Fasting is hard, but it doesn’t have to be for the die-hards only. Just miss a meal every now and then. Feel hungry for some point in the day.
Mild stress is good. Too much stress is lethal.
Putting your body under mild stress is wonderful for engaging your ancient survival circuit, activating the longevity genes, and assisting DNA repair. But too much stress overwhelms the circuit.

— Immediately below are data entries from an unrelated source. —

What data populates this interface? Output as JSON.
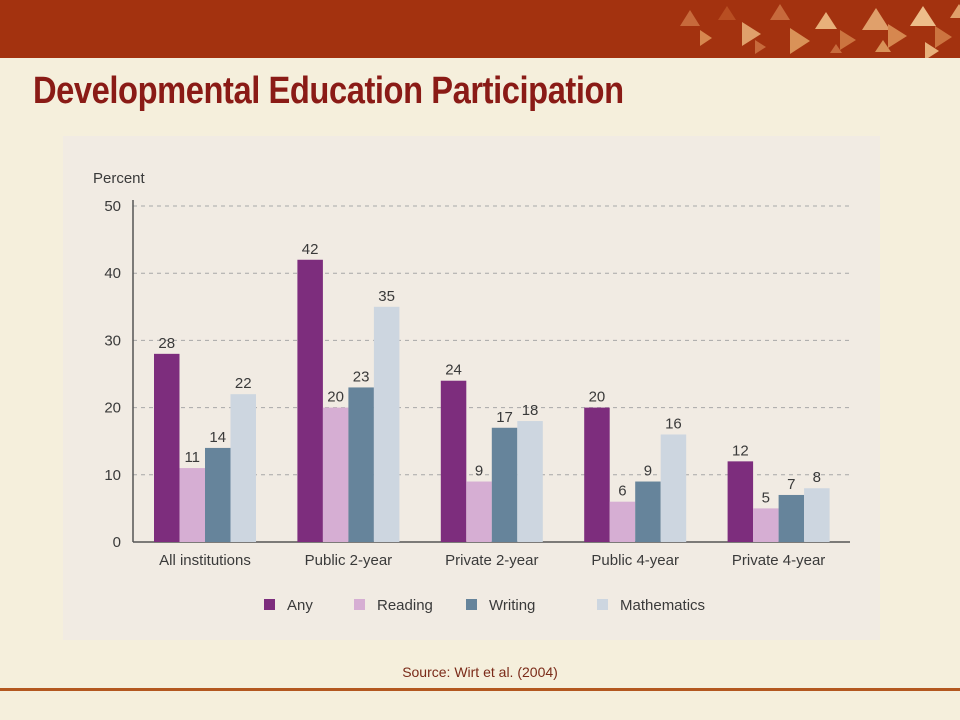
{
  "slide": {
    "title": "Developmental Education Participation",
    "source": "Source: Wirt et al. (2004)"
  },
  "colors": {
    "top_bar": "#a3320f",
    "title": "#8a1b16",
    "panel": "#f1ebe3",
    "footer_rule": "#b3581f"
  },
  "chart_data": {
    "type": "bar",
    "ylabel": "Percent",
    "xlabel": "",
    "ylim": [
      0,
      50
    ],
    "yticks": [
      0,
      10,
      20,
      30,
      40,
      50
    ],
    "grid": true,
    "legend_position": "bottom",
    "categories": [
      "All institutions",
      "Public 2-year",
      "Private 2-year",
      "Public 4-year",
      "Private 4-year"
    ],
    "series": [
      {
        "name": "Any",
        "color": "#7d2d7d",
        "values": [
          28,
          42,
          24,
          20,
          12
        ]
      },
      {
        "name": "Reading",
        "color": "#d6aed3",
        "values": [
          11,
          20,
          9,
          6,
          5
        ]
      },
      {
        "name": "Writing",
        "color": "#66849b",
        "values": [
          14,
          23,
          17,
          9,
          7
        ]
      },
      {
        "name": "Mathematics",
        "color": "#cdd6e0",
        "values": [
          22,
          35,
          18,
          16,
          8
        ]
      }
    ]
  }
}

Smoking. Eating too much meat; especially red meat (which are associated with high cardiovascular mortality, and increased cancer risk). Sunbeds and relentless UV exposure. Even the PCB compounds in plastic water bottles and trays, and pesticides — all damage the DNA in ways that make it very difficult for the circuit to recover from. Spend a whole life smoking and on the sunbeds, and you will age much faster, fall sick much sooner, and die younger.
Instead, keep everything in moderation (even exercise). But think “How can I put my body under mild stress to activate my longevity circuit — the repair mode?”. With these little, good stresses, your longevity genes will hunker down and repair your DNA as it naturally brakes easily. The result is you should live longer, healthier, and look much younger, too.